Only time will tell which way my journey will go next ….

#DRD # parkinsons awareness #onein20parkinsons #dystonia


Unexpected revelation

Sitting in a consultation with both my rhuemie and a neuro an unexpected conversation emerged about my upcoming appointment to Queen Square, London. It appears the reason my regular neuro is keen for my referral there is to see if I am suitable for DBS (Deep Brain Stimulation) to control my DRD as my lovely yellows ones struggle to keep it under control.Luckily I suppose, I knew what DBS was otherwise I think I would have reacted with horror if they had to explain it to me rather than just having a string of expletives running through my head followed by the determined ‘that is never going to happen’, while trying to appear calm from the outside. I imagine the reason my regular neuro kept quiet about it was he knows my reaction to having a lumbar puncture, never mind brain surgery. Yep, brain surgery. I can safely say I never imagined a time in my life I would be discussing brain surgery. It is a discussion characters have on the telly in hospital dramas. Not in real life and not about MY brain! It just does not seem right and feels completely alien to how life should be.
As a young teenager, I watched with horror a documentary on a potential new treatment for Parkinson’s disease which involved surgery. It looked horrific and what shocked me more was the patient was awake! I vowed never to have anything like that done and had nightmares about it ever since. Now the topic of similar (though I am sure not so bad but I am not brave enough to watch the procedure on YouTube) has come up in relation to me. It is just unreal and  Having electrodes in brain something out of a sci-fi movie.
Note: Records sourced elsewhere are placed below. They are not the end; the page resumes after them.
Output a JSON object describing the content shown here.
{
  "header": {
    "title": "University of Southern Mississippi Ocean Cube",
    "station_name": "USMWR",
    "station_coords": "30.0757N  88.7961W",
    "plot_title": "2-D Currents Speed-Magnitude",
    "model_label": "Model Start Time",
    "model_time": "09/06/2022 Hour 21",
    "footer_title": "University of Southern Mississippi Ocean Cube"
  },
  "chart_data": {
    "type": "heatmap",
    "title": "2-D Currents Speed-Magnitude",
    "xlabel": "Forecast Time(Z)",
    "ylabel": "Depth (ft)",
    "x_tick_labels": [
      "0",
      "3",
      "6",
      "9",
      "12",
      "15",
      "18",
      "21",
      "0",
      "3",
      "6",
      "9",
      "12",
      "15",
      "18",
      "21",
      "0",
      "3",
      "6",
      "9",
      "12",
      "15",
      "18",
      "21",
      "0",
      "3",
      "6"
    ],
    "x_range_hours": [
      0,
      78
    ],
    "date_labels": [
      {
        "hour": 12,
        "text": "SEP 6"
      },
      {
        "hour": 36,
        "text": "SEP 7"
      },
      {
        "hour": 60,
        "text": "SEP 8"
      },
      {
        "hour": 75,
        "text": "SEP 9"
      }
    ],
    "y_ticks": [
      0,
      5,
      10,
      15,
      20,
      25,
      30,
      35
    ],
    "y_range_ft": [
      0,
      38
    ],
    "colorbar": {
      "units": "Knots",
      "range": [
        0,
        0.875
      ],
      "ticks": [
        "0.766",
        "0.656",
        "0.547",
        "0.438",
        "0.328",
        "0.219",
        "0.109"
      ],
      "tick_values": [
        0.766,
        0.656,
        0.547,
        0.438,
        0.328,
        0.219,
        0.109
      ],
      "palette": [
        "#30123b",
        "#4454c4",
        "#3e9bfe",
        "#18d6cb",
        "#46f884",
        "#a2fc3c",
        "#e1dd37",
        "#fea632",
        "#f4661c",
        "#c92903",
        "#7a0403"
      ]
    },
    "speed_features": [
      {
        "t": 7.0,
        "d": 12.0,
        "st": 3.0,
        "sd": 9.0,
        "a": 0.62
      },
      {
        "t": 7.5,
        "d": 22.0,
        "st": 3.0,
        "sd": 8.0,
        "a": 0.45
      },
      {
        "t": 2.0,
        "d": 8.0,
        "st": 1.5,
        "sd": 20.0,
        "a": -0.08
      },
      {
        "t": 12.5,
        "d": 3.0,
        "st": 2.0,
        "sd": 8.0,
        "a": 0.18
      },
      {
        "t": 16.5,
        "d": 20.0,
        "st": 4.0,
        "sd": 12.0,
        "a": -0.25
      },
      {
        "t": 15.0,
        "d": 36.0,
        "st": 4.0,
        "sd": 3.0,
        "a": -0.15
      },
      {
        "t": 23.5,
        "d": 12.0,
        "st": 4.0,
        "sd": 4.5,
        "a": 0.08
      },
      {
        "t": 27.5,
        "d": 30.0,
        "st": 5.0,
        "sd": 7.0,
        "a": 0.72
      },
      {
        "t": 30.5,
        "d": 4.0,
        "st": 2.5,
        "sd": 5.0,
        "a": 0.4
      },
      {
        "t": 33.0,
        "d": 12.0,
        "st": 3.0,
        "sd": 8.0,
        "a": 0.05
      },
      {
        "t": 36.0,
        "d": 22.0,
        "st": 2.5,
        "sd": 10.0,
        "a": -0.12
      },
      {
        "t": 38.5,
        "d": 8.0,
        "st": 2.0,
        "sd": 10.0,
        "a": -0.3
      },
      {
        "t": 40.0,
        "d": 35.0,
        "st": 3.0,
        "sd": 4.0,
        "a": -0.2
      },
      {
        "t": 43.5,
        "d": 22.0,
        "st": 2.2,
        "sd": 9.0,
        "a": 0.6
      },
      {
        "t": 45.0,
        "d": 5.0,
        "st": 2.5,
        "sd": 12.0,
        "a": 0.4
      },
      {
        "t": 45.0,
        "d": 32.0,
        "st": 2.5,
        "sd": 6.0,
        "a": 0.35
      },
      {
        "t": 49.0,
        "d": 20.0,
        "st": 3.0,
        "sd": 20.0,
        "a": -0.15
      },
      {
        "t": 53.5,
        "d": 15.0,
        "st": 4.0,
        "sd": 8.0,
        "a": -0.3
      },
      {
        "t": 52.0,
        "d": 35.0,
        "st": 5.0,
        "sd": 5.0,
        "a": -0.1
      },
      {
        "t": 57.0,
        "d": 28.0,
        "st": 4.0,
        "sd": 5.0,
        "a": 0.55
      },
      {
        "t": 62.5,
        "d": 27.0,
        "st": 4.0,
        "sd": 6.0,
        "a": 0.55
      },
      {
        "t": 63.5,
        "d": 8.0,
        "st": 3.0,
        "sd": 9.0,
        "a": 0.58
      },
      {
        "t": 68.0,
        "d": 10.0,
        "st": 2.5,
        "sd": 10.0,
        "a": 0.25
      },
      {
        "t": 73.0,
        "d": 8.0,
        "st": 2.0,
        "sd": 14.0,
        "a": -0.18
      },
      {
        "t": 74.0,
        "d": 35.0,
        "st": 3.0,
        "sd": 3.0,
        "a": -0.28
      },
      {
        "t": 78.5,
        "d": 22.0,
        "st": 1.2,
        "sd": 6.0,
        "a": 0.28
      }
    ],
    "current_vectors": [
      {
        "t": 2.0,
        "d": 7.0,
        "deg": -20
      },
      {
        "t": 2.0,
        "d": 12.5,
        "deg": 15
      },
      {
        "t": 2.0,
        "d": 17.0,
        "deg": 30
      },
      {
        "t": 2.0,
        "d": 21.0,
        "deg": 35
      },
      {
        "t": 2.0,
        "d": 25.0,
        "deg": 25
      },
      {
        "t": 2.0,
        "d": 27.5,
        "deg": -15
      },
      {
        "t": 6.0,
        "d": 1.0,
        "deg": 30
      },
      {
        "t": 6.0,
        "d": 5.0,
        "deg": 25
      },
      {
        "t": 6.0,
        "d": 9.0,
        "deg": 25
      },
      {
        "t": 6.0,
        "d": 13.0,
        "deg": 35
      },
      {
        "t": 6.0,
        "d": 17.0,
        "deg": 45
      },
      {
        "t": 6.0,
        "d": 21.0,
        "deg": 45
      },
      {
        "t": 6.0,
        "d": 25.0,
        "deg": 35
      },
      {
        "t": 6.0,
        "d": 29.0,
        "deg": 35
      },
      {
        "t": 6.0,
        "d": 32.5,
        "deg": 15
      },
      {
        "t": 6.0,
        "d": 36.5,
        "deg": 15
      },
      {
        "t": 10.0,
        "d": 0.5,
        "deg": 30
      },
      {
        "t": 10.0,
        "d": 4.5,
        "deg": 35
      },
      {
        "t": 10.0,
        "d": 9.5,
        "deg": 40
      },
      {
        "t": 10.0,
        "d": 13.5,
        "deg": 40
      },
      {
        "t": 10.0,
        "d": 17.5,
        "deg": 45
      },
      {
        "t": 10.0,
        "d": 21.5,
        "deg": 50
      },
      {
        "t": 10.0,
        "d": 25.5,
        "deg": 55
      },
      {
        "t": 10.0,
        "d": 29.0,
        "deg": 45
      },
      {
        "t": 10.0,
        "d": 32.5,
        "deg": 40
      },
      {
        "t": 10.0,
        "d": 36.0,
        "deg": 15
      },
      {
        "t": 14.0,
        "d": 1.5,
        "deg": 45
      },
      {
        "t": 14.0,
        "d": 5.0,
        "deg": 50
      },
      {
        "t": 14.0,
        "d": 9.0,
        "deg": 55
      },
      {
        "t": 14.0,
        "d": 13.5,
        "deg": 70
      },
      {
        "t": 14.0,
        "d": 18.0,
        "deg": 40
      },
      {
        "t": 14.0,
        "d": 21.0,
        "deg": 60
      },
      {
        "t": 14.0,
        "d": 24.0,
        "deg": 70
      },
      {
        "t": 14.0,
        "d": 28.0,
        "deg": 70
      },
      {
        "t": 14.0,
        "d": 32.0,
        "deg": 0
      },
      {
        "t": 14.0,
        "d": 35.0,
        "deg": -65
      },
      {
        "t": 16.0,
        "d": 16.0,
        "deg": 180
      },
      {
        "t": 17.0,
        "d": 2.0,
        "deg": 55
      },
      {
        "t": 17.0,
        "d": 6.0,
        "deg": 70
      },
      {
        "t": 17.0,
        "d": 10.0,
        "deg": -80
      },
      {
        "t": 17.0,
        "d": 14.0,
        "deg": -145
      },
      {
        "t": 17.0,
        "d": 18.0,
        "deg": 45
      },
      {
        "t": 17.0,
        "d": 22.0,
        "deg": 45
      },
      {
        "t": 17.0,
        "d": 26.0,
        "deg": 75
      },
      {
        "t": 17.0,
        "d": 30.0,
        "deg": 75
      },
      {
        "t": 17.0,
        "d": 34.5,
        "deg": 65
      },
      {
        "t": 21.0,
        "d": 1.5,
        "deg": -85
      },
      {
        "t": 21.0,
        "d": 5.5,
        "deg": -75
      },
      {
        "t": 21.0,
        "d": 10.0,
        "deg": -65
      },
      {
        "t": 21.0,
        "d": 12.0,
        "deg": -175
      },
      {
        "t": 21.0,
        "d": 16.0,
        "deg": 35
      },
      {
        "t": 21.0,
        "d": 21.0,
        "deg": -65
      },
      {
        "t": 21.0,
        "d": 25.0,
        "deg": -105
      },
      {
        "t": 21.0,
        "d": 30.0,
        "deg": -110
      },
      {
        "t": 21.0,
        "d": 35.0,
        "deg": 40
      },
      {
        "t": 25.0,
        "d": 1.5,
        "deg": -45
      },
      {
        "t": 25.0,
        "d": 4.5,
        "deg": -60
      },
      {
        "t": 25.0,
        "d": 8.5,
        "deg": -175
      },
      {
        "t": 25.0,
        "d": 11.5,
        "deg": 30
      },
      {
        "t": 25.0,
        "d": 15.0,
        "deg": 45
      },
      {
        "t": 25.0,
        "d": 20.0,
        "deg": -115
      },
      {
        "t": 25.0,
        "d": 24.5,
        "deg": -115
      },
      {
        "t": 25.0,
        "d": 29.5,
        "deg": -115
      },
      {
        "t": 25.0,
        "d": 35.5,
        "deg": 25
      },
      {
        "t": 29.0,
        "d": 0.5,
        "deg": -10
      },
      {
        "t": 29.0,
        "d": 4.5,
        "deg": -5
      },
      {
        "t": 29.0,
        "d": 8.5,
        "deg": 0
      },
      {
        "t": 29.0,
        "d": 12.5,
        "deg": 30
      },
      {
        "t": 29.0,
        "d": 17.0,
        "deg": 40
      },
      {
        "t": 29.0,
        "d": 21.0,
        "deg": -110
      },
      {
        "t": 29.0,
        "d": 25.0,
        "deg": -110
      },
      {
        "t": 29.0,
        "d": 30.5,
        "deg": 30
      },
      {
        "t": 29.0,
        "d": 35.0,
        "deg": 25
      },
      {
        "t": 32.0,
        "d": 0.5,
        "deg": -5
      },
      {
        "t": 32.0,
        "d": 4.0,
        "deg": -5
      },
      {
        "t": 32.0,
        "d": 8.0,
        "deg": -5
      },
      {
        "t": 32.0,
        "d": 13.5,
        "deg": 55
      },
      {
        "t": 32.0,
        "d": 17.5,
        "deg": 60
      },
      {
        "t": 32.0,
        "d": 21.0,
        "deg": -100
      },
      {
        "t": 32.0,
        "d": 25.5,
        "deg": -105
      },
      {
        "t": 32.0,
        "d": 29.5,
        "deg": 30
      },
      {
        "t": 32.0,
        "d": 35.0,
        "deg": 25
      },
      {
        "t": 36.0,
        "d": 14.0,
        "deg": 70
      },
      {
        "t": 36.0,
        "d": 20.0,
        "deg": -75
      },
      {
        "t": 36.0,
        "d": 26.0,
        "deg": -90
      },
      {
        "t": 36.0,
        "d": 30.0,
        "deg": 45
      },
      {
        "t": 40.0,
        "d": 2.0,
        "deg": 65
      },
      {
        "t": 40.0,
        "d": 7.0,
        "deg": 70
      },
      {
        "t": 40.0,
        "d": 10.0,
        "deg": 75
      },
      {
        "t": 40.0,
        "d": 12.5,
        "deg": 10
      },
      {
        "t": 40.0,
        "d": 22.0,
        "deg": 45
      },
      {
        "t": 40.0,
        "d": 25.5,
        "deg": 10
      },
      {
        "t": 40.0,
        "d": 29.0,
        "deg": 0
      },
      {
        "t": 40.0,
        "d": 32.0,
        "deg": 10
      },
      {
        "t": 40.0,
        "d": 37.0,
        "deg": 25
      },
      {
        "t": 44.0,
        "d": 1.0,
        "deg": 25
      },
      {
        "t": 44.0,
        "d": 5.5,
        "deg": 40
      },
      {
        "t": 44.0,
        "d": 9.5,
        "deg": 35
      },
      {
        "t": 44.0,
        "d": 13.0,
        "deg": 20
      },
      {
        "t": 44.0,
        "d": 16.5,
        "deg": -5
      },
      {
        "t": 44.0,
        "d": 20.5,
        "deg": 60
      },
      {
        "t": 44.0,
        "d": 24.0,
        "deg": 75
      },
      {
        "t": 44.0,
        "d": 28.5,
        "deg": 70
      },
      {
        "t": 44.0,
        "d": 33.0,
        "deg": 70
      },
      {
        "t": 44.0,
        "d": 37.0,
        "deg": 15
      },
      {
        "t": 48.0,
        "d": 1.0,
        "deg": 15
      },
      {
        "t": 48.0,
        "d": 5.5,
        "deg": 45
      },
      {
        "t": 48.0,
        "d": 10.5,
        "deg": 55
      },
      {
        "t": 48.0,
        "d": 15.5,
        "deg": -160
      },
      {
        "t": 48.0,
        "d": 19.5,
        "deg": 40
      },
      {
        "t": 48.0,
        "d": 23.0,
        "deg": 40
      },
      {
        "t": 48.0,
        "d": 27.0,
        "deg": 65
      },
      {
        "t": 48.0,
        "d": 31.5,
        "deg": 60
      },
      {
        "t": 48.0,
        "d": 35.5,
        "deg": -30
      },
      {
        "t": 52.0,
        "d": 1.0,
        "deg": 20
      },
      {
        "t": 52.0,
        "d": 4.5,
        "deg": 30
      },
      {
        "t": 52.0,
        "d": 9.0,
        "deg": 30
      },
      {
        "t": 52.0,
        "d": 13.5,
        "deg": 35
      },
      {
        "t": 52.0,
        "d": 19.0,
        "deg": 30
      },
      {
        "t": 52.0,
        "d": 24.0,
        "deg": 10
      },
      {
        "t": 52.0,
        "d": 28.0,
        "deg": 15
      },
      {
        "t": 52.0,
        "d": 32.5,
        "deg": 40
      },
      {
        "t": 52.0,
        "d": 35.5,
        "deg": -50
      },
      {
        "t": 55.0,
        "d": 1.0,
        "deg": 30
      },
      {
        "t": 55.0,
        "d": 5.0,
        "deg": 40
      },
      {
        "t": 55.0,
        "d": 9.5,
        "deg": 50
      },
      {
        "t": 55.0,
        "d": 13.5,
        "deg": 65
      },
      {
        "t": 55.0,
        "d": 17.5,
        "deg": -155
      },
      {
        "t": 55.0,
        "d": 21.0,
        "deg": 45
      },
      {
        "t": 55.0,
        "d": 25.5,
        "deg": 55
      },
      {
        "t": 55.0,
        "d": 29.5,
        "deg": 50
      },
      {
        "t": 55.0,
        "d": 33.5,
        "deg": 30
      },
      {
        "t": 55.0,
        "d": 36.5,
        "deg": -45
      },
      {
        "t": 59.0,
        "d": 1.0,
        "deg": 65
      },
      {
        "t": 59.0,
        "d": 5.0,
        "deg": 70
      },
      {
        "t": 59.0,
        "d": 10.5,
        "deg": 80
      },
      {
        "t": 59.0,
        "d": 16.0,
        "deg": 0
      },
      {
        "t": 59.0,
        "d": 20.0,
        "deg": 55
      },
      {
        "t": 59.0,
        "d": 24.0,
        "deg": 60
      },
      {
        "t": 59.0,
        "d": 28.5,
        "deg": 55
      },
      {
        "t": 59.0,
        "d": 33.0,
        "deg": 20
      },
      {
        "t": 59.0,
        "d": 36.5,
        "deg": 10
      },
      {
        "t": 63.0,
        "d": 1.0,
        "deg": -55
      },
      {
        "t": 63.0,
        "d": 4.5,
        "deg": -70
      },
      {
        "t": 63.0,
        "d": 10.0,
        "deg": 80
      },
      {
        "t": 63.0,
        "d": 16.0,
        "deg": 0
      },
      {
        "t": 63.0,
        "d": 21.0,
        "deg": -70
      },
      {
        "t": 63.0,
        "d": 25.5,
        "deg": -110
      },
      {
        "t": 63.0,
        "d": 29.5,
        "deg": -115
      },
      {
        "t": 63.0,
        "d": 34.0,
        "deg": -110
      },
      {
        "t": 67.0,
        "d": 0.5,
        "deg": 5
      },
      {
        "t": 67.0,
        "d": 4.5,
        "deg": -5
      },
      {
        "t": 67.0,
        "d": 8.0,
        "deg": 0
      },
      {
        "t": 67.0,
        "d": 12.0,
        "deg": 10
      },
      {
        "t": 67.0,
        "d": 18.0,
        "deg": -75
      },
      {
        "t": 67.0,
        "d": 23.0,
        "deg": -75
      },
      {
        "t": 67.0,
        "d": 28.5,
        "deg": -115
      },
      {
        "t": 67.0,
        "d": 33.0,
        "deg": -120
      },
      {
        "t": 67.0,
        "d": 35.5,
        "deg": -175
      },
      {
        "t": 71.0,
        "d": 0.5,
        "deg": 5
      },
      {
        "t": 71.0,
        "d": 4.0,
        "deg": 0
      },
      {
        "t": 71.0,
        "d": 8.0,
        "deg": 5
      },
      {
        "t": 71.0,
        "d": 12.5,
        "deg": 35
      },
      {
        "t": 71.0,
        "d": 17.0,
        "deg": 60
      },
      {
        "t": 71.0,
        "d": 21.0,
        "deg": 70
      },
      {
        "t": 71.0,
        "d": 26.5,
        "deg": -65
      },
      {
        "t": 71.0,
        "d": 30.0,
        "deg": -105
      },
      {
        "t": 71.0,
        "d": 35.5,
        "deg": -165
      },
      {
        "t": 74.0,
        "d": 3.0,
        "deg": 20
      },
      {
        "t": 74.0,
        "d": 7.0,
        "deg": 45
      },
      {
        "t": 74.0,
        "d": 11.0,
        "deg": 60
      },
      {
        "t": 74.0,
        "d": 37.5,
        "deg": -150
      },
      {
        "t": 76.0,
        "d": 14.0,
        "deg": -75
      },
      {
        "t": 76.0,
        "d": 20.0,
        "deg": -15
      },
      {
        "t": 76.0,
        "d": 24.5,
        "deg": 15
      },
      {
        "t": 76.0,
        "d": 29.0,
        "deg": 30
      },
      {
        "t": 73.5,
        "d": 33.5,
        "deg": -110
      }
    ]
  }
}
Yet I seen videos of before and after and it scares me that I get tempted. They are like miracles.

A guy with PD

Warning: the next video has  some surgery in it (I could nt watch!) but shows how amazing it can be.

To have the freedom and movement without off periods sounds like a dream come true. Images of what life could be like run through your head like a movie. Running through autumn leaves (yep running not an off balance shuffle), swimming with my daughter, exploring the countryside with my dogs and hubby, working again, driving and doing all the things I used to do but appreciating every moment. No dips, no off periods, no freezes or storms triggered by the seemingly slightest thing. but then reality hits. You realise the method and risks you need to take  and as with everything, there are never guarantees it will work.
For now, for me it is a step to far. I have my yellows and compared to what I am like without them, they give me some freedom and movement. I would rather accept the ups and downs during the day and limitations than risk everything but it does n’t stop the  ‘what if’ movie running through my mind.